Cortesía de Better Place Forests
Better Place Forests considera a los cementerios “terribles” y “costosos”. Apuestan a que el lugar donde enterrar a los seres queridos sea recordado con placer.

Siempre se ha dicho que la muerte es un “negocio redondo”. Las funerarias y los cementerios nunca tendrán que cerrar por falta de clientes.

Parece un área donde no hay mucho que hacer en términos de innovación. A fin de cuentas, cuando una persona muere, las opciones de sus seres queridos son limitadas: a saber, cremar el cuerpo o llevarlo a una tumba.

Pero una empresa start-up en California, EE.UU., piensa que esta manera de “pasar la eternidad” no es solo “terrible” sino “muy costosa”.

“En este país, el precio promedio por enterrar a alguien es US$10.000“, cuenta a BBC Mundo Sandy Gibson, director ejecutivo de Better Place Forests.

Millones de residentes estadounidenses no solo viven con la preocupación por el aumento del costo de la vida; el costo de morirse también está en ascenso desde hace varias décadas.

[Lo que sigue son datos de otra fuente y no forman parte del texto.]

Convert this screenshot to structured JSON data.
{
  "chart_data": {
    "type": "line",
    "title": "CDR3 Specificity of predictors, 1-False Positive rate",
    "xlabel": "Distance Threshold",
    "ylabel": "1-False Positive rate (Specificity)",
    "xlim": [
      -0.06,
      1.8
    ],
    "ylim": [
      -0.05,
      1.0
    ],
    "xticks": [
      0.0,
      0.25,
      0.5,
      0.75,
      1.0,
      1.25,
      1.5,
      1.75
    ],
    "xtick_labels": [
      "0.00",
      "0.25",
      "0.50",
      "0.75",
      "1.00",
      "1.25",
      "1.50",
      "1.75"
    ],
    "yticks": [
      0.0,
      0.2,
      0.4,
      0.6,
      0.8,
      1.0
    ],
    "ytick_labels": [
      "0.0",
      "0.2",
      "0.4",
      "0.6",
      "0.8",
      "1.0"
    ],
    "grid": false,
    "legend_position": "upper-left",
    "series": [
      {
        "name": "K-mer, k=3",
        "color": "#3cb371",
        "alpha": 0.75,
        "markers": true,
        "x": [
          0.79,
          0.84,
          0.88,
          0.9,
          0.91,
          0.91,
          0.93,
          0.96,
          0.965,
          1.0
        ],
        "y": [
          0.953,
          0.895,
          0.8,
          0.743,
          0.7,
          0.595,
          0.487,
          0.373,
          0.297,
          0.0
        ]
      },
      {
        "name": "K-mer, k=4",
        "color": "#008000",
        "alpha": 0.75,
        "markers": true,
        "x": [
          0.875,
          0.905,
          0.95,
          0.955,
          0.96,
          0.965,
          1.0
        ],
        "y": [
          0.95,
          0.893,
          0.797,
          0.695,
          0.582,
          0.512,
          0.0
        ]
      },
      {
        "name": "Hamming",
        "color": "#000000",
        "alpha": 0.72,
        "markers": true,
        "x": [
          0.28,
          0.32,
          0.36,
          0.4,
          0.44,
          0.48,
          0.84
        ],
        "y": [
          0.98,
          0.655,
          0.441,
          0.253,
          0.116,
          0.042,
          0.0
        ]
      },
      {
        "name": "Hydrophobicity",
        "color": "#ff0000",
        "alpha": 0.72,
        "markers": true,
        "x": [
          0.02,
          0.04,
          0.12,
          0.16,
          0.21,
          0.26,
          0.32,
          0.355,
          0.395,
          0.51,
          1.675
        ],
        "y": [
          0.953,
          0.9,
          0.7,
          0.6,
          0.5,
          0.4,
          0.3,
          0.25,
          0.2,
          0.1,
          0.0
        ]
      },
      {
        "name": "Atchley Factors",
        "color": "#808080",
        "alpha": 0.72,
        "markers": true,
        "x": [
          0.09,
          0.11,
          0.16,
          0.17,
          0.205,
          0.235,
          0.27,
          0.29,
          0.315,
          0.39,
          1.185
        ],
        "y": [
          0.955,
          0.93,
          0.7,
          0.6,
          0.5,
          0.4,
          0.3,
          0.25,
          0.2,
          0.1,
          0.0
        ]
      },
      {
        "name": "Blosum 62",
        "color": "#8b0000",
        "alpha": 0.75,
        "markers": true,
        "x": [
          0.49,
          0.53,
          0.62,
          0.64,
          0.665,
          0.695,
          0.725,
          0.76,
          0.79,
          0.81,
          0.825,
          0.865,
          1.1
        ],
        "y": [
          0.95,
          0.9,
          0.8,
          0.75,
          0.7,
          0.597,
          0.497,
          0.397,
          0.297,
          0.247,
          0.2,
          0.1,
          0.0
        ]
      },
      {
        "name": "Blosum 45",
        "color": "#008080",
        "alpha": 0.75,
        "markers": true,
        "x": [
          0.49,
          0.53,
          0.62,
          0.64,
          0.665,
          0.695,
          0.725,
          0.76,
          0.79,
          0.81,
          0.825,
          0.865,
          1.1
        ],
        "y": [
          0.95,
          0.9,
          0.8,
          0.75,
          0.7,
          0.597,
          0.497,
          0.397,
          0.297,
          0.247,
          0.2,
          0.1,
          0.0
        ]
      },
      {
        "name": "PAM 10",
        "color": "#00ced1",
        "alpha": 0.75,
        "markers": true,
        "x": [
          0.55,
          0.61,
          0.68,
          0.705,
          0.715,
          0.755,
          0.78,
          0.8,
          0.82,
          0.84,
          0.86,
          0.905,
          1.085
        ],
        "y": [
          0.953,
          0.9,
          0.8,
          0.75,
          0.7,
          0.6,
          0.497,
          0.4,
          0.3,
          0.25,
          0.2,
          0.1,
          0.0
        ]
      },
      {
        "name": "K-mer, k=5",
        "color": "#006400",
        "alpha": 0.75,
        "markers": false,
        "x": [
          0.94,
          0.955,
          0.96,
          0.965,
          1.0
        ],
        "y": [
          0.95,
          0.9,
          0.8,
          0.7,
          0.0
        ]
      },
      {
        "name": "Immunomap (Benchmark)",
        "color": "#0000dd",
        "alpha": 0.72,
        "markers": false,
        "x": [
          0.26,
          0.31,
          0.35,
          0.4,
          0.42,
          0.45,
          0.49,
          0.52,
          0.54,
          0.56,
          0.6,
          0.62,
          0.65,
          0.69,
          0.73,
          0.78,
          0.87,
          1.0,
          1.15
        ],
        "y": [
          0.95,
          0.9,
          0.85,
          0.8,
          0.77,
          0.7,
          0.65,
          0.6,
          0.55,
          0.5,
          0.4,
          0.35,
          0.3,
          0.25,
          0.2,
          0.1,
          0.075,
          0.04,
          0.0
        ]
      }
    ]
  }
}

Según el Departamento de Trabajo de EE.UU., de 1986 a 2017, el precio de los servicios funerarios aumentó en un 227,1%. En este mismo período, por ejemplo, los fabricantes de ataúdes aumentaron sus precios un 230%.

La idea de Gibson para “rediseñar la experiencia del fin de la vida” es esta: comprar hermosos bosques privados y luego venderles a las personas interesadas un árbol que será su lugar de descanso.

Sandy Gibson.

Cortesía de Better Place Forests
Sandy Gibson, director ejecutivo de Better Place Forrest, dice que él mismo ya escogió el árbol donde quiere que rieguen sus cenizas.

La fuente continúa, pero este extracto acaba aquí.